本方案中,步骤S7对已初始化的目标域CNN神经网络模型进行训练,具体为:将目标域训练集中少量历史用户的日周期数据矩阵Dday、周周期数据矩阵Dweek、月周期数据矩阵Dmonth分别作为步骤S6所述目标域CNN神经网络模型的日周期数据输入Xday、周周期数据输入Xweek和月周期数据输入Xmonth。In this solution, step S7 trains the initialized target domain CNN neural network model, specifically: the daily cycle data matrix D day , the weekly cycle data matrix D week , and the monthly cycle data matrix D of a small number of historical users in the target domain training set month is respectively used as the daily period data input X day , the weekly period data input X week and the monthly period data input X month of the target domain CNN neural network model in step S6 .

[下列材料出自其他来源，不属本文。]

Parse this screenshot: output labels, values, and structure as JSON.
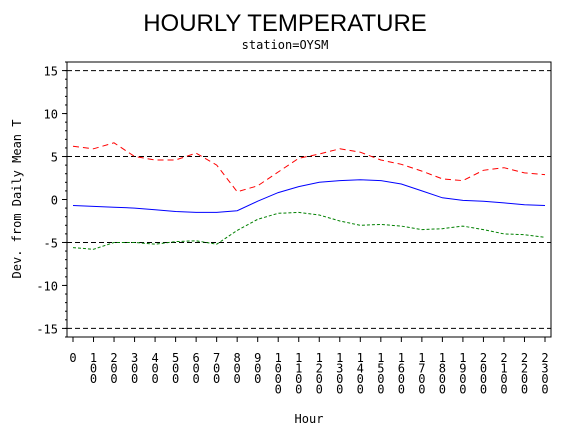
{
  "chart_data": {
    "type": "line",
    "title": "HOURLY TEMPERATURE",
    "subtitle": "station=OYSM",
    "xlabel": "Hour",
    "ylabel": "Dev. from Daily Mean T",
    "xlim": [
      0,
      2300
    ],
    "ylim": [
      -16,
      16
    ],
    "yticks": [
      -15,
      -10,
      -5,
      0,
      5,
      10,
      15
    ],
    "xticks": [
      "0",
      "100",
      "200",
      "300",
      "400",
      "500",
      "600",
      "700",
      "800",
      "900",
      "1000",
      "1100",
      "1200",
      "1300",
      "1400",
      "1500",
      "1600",
      "1700",
      "1800",
      "1900",
      "2000",
      "2100",
      "2200",
      "2300"
    ],
    "reference_lines": [
      15,
      5,
      -5,
      -15
    ],
    "x": [
      0,
      100,
      200,
      300,
      400,
      500,
      600,
      700,
      800,
      900,
      1000,
      1100,
      1200,
      1300,
      1400,
      1500,
      1600,
      1700,
      1800,
      1900,
      2000,
      2100,
      2200,
      2300
    ],
    "series": [
      {
        "color": "#ff0000",
        "dash": "red-dashed",
        "values": [
          6.2,
          5.9,
          6.6,
          5.0,
          4.6,
          4.6,
          5.4,
          4.0,
          0.9,
          1.6,
          3.2,
          4.8,
          5.3,
          5.9,
          5.5,
          4.6,
          4.1,
          3.3,
          2.4,
          2.2,
          3.4,
          3.7,
          3.1,
          2.9
        ]
      },
      {
        "color": "#0000ff",
        "dash": "blue-solid",
        "values": [
          -0.7,
          -0.8,
          -0.9,
          -1.0,
          -1.2,
          -1.4,
          -1.5,
          -1.5,
          -1.3,
          -0.2,
          0.8,
          1.5,
          2.0,
          2.2,
          2.3,
          2.2,
          1.8,
          1.0,
          0.2,
          -0.1,
          -0.2,
          -0.4,
          -0.6,
          -0.7
        ]
      },
      {
        "color": "#008000",
        "dash": "green-dashed",
        "values": [
          -5.6,
          -5.8,
          -5.0,
          -5.0,
          -5.2,
          -4.9,
          -4.8,
          -5.2,
          -3.6,
          -2.3,
          -1.6,
          -1.5,
          -1.8,
          -2.5,
          -3.0,
          -2.9,
          -3.1,
          -3.5,
          -3.4,
          -3.1,
          -3.5,
          -4.0,
          -4.1,
          -4.4
        ]
      }
    ]
  }
}
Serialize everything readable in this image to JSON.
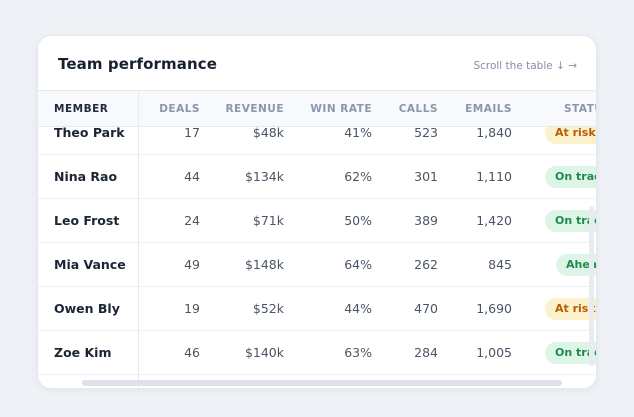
{
  "card": {
    "title": "Team performance",
    "scroll_hint": "Scroll the table ↓ →"
  },
  "table": {
    "columns": [
      "MEMBER",
      "DEALS",
      "REVENUE",
      "WIN RATE",
      "CALLS",
      "EMAILS",
      "STATUS"
    ],
    "rows": [
      {
        "member": "Theo Park",
        "deals": "17",
        "revenue": "$48k",
        "win_rate": "41%",
        "calls": "523",
        "emails": "1,840",
        "status": "At risk",
        "status_tone": "warn"
      },
      {
        "member": "Nina Rao",
        "deals": "44",
        "revenue": "$134k",
        "win_rate": "62%",
        "calls": "301",
        "emails": "1,110",
        "status": "On track",
        "status_tone": "good"
      },
      {
        "member": "Leo Frost",
        "deals": "24",
        "revenue": "$71k",
        "win_rate": "50%",
        "calls": "389",
        "emails": "1,420",
        "status": "On track",
        "status_tone": "good"
      },
      {
        "member": "Mia Vance",
        "deals": "49",
        "revenue": "$148k",
        "win_rate": "64%",
        "calls": "262",
        "emails": "845",
        "status": "Ahead",
        "status_tone": "good"
      },
      {
        "member": "Owen Bly",
        "deals": "19",
        "revenue": "$52k",
        "win_rate": "44%",
        "calls": "470",
        "emails": "1,690",
        "status": "At risk",
        "status_tone": "warn"
      },
      {
        "member": "Zoe Kim",
        "deals": "46",
        "revenue": "$140k",
        "win_rate": "63%",
        "calls": "284",
        "emails": "1,005",
        "status": "On track",
        "status_tone": "good"
      }
    ]
  },
  "colors": {
    "warn_bg": "#fdf1cc",
    "warn_text": "#b45d09",
    "good_bg": "#dcf5e6",
    "good_text": "#1f8a4c"
  }
}
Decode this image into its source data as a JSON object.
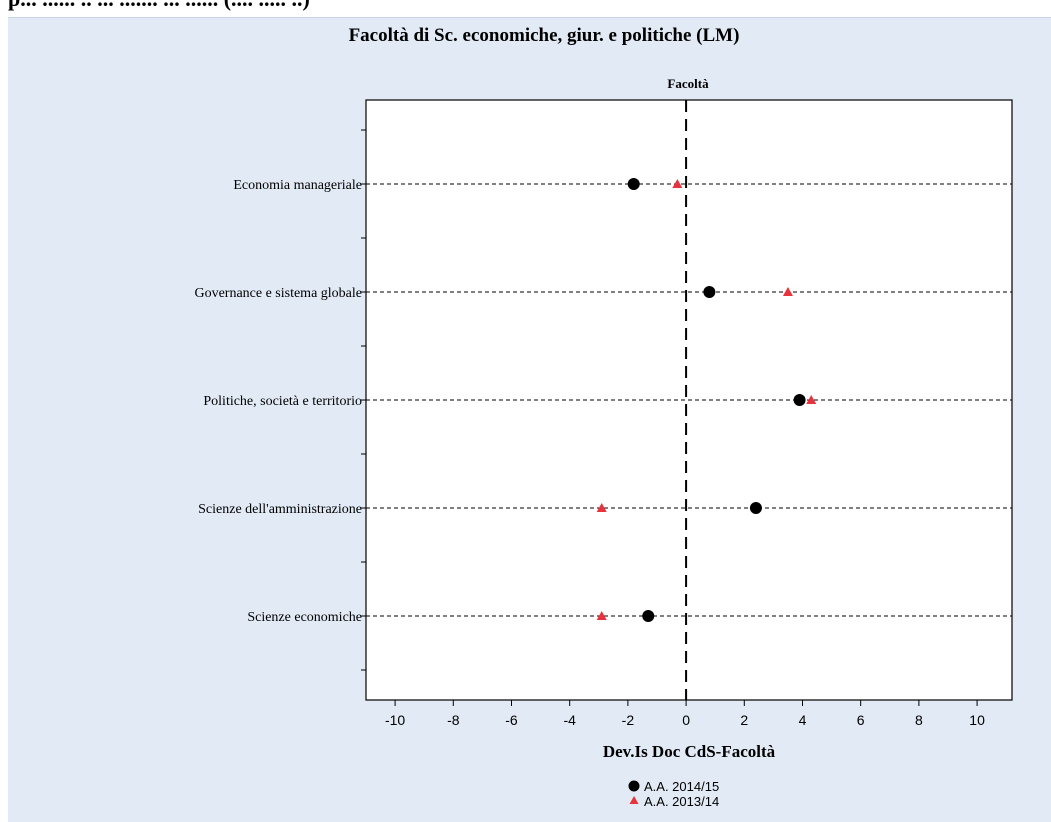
{
  "page_header": "p... ...... .. ... ....... ... ...... (.... ..... ..)",
  "chart_data": {
    "type": "scatter",
    "title": "Facoltà di Sc. economiche, giur. e politiche (LM)",
    "panel_label": "Facoltà",
    "xlabel": "Dev.Is Doc CdS-Facoltà",
    "ylabel": "",
    "xlim": [
      -11,
      11.2
    ],
    "xticks": [
      -10,
      -8,
      -6,
      -4,
      -2,
      0,
      2,
      4,
      6,
      8,
      10
    ],
    "reference_line_x": 0,
    "grid": false,
    "categories": [
      "Economia manageriale",
      "Governance e sistema globale",
      "Politiche, società e territorio",
      "Scienze dell'amministrazione",
      "Scienze economiche"
    ],
    "series": [
      {
        "name": "A.A. 2014/15",
        "marker": "circle",
        "color": "#000000",
        "values": [
          -1.8,
          0.8,
          3.9,
          2.4,
          -1.3
        ]
      },
      {
        "name": "A.A. 2013/14",
        "marker": "triangle",
        "color": "#e8323c",
        "values": [
          -0.3,
          3.5,
          4.3,
          -2.9,
          -2.9
        ]
      }
    ],
    "legend_position": "bottom-center"
  }
}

与现有技术相比,本发明技术方案的有益效果是:Compared with the prior art, the beneficial effects of the technical solution of the present invention are:
采用迁移学习技术和CNN神经网络模型对目标区域内用户进行检测,克服了现有深度学习窃电检测方法依赖大量含有窃电状态标签数据的问题,只需少量含有窃电状态标签的用电数据,即可获得良好的窃电检测性能;另外,仅使用少量的源域数据和目标域训练数据对CNN神经网络模型进行训练,大幅度减少窃电检测深度神经网络的训练时间,并能准确识别窃电用户。以日、周、月周期数据作为CNN神经网络模型的输入,分别提取日、周、月周期特征,使所提取的特征能够更准确地描述用电行为,从而提高CNN神经网络模型窃电检测性能。The transfer learning technology and CNN neural network model are used to detect users in the target area, which overcomes the problem that the existing deep learning electricity stealing detection method relies on a large amount of data containing electricity stealing status labels, and only needs a small amount of electricity consumption data containing electricity stealing status labels. In addition, only a small amount of source domain data and target domain training data are used to train the CNN neural network model, which greatly reduces the training time of the deep neural network for electricity stealing detection, and can accurately identify Electricity theft users. The daily, weekly and monthly cycle data are used as the input of the CNN neural network model, and the daily, weekly and monthly cycle features are extracted respectively, so that the extracted features can more accurately describe the electricity consumption behavior, thereby improving the detection performance of the CNN neural network model. .
附图说明Description of drawings
图1为本发明提出的一种基于迁移学习的窃电检测方法流程图;1 is a flowchart of a method for detecting electricity theft based on migration learning proposed by the present invention;
图2为本发明实施例的CNN神经网络模型。FIG. 2 is a CNN neural network model according to an embodiment of the present invention.
具体实施方式Detailed ways
为了能够更清楚地理解本发明的上述目的、特征和优点,下面结合附图和具体实施方式对本发明进行进一步的详细描述。需要说明的是,在不冲突的情况下,本申请的实施例及实施例中的特征可以相互组合。In order to understand the above objects, features and advantages of the present invention more clearly, the present invention will be further described in detail below with reference to the accompanying drawings and specific embodiments. It should be noted that the embodiments of the present application and the features in the embodiments may be combined with each other in the case of no conflict.
在下面的描述中阐述了很多具体细节以便于充分理解本发明,但是,本发明还可以采用其他不同于在此描述的其他方式来实施,因此,本发明的保护范围并不受下面公开的具体实施例的限制。Many specific details are set forth in the following description to facilitate a full understanding of the present invention. However, the present invention can also be implemented in other ways different from those described herein. Therefore, the protection scope of the present invention is not limited by the specific details disclosed below. Example limitations.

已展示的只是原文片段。